Natalya tidak mau memikirkan lebih banyak hal lagi. Dia bangkit dan berlari ke dapur. Dia baru menyadari bahwa tangannya gemetar ketika dia menumpahkan isi botol obat tidur ke telapak tangannya. Digenggamnya kuat-kuat semua obat yang tak sempat dia hitung jumlahnya itu, dan dia pun hanya sempat mengambil gelas yang berisi sedikit air sirup manis di atas meja.
Alfred sudah duduk kembali ketika dia datang. Dia mendesak pemuda itu ke lantai—lagi—dengan lengannya, dan sepertinya Alfred yang lebih mudah dikendalikan muncul kali ini, sehingga dia tak perlu memaksa atau bertarung lagi. Dia meminumkan air dengan tergesa.
Lalu beberapa menit kemudian, Alfred akhirnya memejamkan mata. Dan tenang.
Natalya berdiri dan mengelap keningnya. Peristiwa membingungkan barusan sudah cukup membuatnya kewalahan. Dan sekarang ketika dia berbalik, dia sadar ada masalah yang lebih besar menghadangnya.
Rumah Alfred kacau dan dia tidak punya siapapun untuk membantu.
Natalya tidak terlalu peduli bahwa waktu saat ini telah lewat dari tengah malam. Hampir pukul satu. Dia benci meninggalkan hal yang setengah-setengah. Ruang tamu sudah dibereskannya, dan dia sempat direpotkan oleh dokumen-dokumen yang tak tahu harus dia kemanakan. Ingin dibuang, takut diperlukan. Pada akhirnya ia harus membongkar gudang Alfred—tempat yang paling dibencinya di rumah itu—untuk mencari kardus bekas untuk menampung benda-benda itu.
Dia tengah menyapu teras kecil samping rumah ketika Alfred memeluknya dari belakang dan langsung menjatuhkan kepala di pundak Natalya.
"Maaf ..."
Tangan Natalya menyusup ke saku celananya, mencari pisau yang baru saja dia simpan. Namun Alfred mengetahuinya dan segera menangkap tangannya. Alih-alih menghukum, dia mencium punggung tangan itu.
"Kau Alfred yang sebenarnya?" tanya Natalya dingin. Mencoba menarik tangannya kembali tetapi Alfred lebih kuat.
"Dari awal hanya ada satu Alfred, Sayang," dia mencium rambut Natalya. "Hanya kepribadianku saja yang ada dua."
Natalya berbalik. Alfred tidak membuka matanya dan malah menjatuhkan kepalanya di atas kepala Natalya. "Dua?"
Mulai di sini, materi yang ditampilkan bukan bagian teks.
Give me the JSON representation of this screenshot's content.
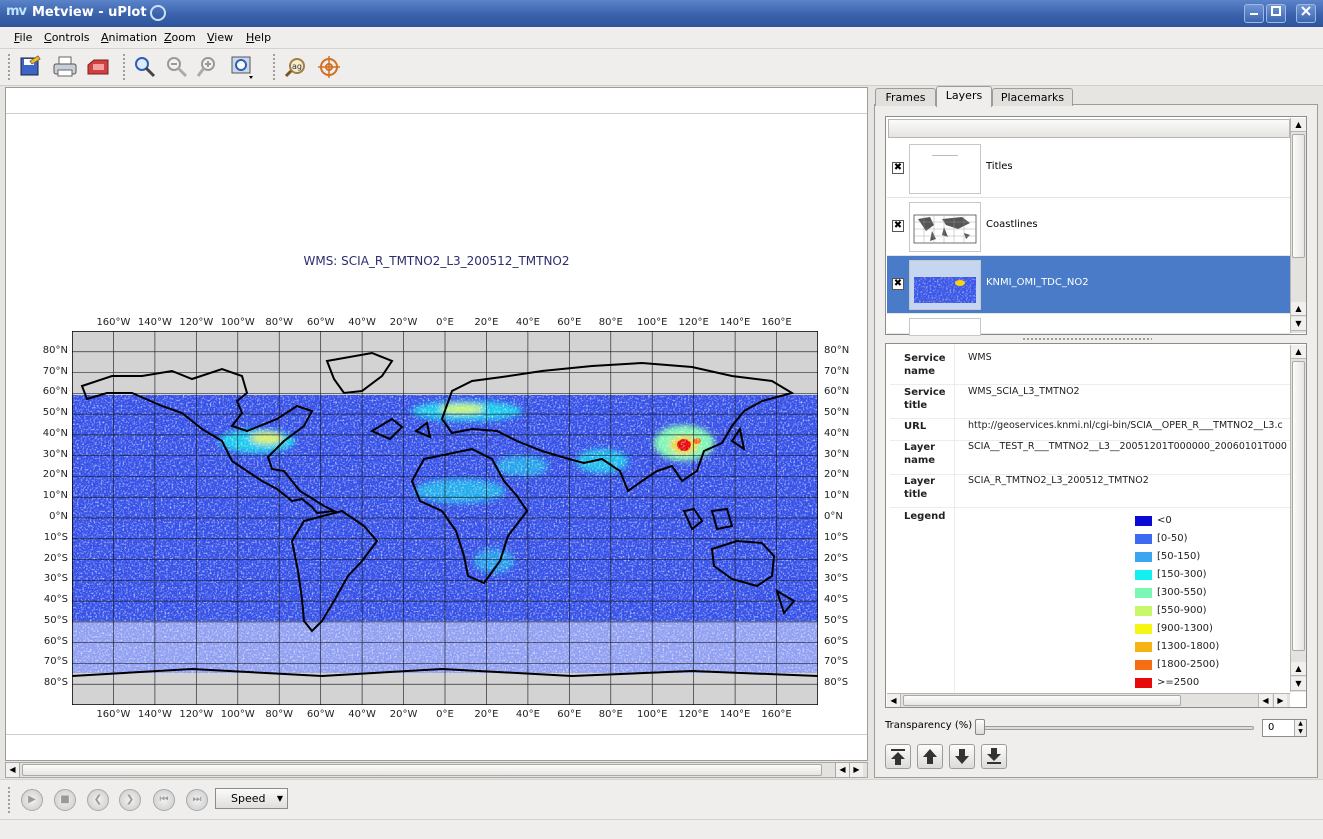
{
  "window": {
    "title": "Metview - uPlot",
    "app_icon": "mv-logo-icon",
    "buttons": [
      "minimize",
      "maximize",
      "close"
    ]
  },
  "menubar": [
    "File",
    "Controls",
    "Animation",
    "Zoom",
    "View",
    "Help"
  ],
  "toolbar": [
    "save-icon",
    "print-icon",
    "export-icon",
    "zoom-icon",
    "zoom-out-icon",
    "zoom-in-icon",
    "zoom-stack-icon",
    "magnifier-icon",
    "cursor-data-icon"
  ],
  "plot": {
    "title": "WMS: SCIA_R_TMTNO2_L3_200512_TMTNO2",
    "lon_labels": [
      "160°W",
      "140°W",
      "120°W",
      "100°W",
      "80°W",
      "60°W",
      "40°W",
      "20°W",
      "0°E",
      "20°E",
      "40°E",
      "60°E",
      "80°E",
      "100°E",
      "120°E",
      "140°E",
      "160°E"
    ],
    "lat_labels": [
      "80°N",
      "70°N",
      "60°N",
      "50°N",
      "40°N",
      "30°N",
      "20°N",
      "10°N",
      "0°N",
      "10°S",
      "20°S",
      "30°S",
      "40°S",
      "50°S",
      "60°S",
      "70°S",
      "80°S"
    ]
  },
  "animation": {
    "buttons": [
      "play",
      "stop",
      "previous",
      "next",
      "first",
      "last"
    ],
    "speed_label": "Speed"
  },
  "tabs": [
    {
      "label": "Frames",
      "active": false
    },
    {
      "label": "Layers",
      "active": true
    },
    {
      "label": "Placemarks",
      "active": false
    }
  ],
  "layers": [
    {
      "name": "Titles",
      "checked": true,
      "selected": false
    },
    {
      "name": "Coastlines",
      "checked": true,
      "selected": false
    },
    {
      "name": "KNMI_OMI_TDC_NO2",
      "checked": true,
      "selected": true
    }
  ],
  "info": {
    "service_name_label": "Service name",
    "service_name": "WMS",
    "service_title_label": "Service title",
    "service_title": "WMS_SCIA_L3_TMTNO2",
    "url_label": "URL",
    "url": "http://geoservices.knmi.nl/cgi-bin/SCIA__OPER_R___TMTNO2__L3.c",
    "layer_name_label": "Layer name",
    "layer_name": "SCIA__TEST_R___TMTNO2__L3__20051201T000000_20060101T000",
    "layer_title_label": "Layer title",
    "layer_title": "SCIA_R_TMTNO2_L3_200512_TMTNO2",
    "legend_label": "Legend"
  },
  "legend": [
    {
      "label": "<0",
      "color": "#0a0ad2"
    },
    {
      "label": "[0-50)",
      "color": "#3c6af0"
    },
    {
      "label": "[50-150)",
      "color": "#3aa6f0"
    },
    {
      "label": "[150-300)",
      "color": "#14f0f0"
    },
    {
      "label": "[300-550)",
      "color": "#7cf6b4"
    },
    {
      "label": "[550-900)",
      "color": "#c8f66c"
    },
    {
      "label": "[900-1300)",
      "color": "#f6f614"
    },
    {
      "label": "[1300-1800)",
      "color": "#f6b414"
    },
    {
      "label": "[1800-2500)",
      "color": "#f66e14"
    },
    {
      "label": ">=2500",
      "color": "#e60a0a"
    }
  ],
  "transparency": {
    "label": "Transparency (%)",
    "value": "0"
  },
  "layer_move_buttons": [
    "move-top",
    "move-up",
    "move-down",
    "move-bottom"
  ],
  "colors": {
    "titlebar": "#3a62ac",
    "selection": "#4a7bc8",
    "land": "#d3d3d3",
    "title_text": "#2b2d6e"
  }
}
"Ya. Perang Saudara, Nat ... hari ini adalah peringatan pecahnya perang itu ... pecahnya orang-orangku ..."
Natalya membiarkan jari-jarinya menyusuri wajah Alfred. Bodoh. Dia sejenak merasa begitu asing dengan Alfred. Banyak rahasia yang belum dia tahu. Dia pernah mendengar soal Perang Saudara, tetapi tak tahu bahwa hal itu berefek besar pada Alfred. Ah, ya, mereka adalah penjelmaan yang akan berwujud seperti apa yang diri mereka lambangkan—dia sempat lupa. Ketika kapanpun bersama Alfred, dia seringkali lupa tentang diri mereka sebagai personifikasi. Alfred biasa membuatnya merasa seperti manusia biasa, yang butuh pendamping dan penenang.
"Kadang ... aku tidak bisa mengendalikan diriku 'yang lain' yang kadang bangun di tahun-tahun tertentu. Ini adalah kali pertama sejak dua puluh tahun belakangan ..."
Natalya langsung memeluk Alfred. Menyembunyikan wajahnya di depan kemeja merah Alfred yang masih belum benar juga. "Maaf, aku tidak tahu apa-apa."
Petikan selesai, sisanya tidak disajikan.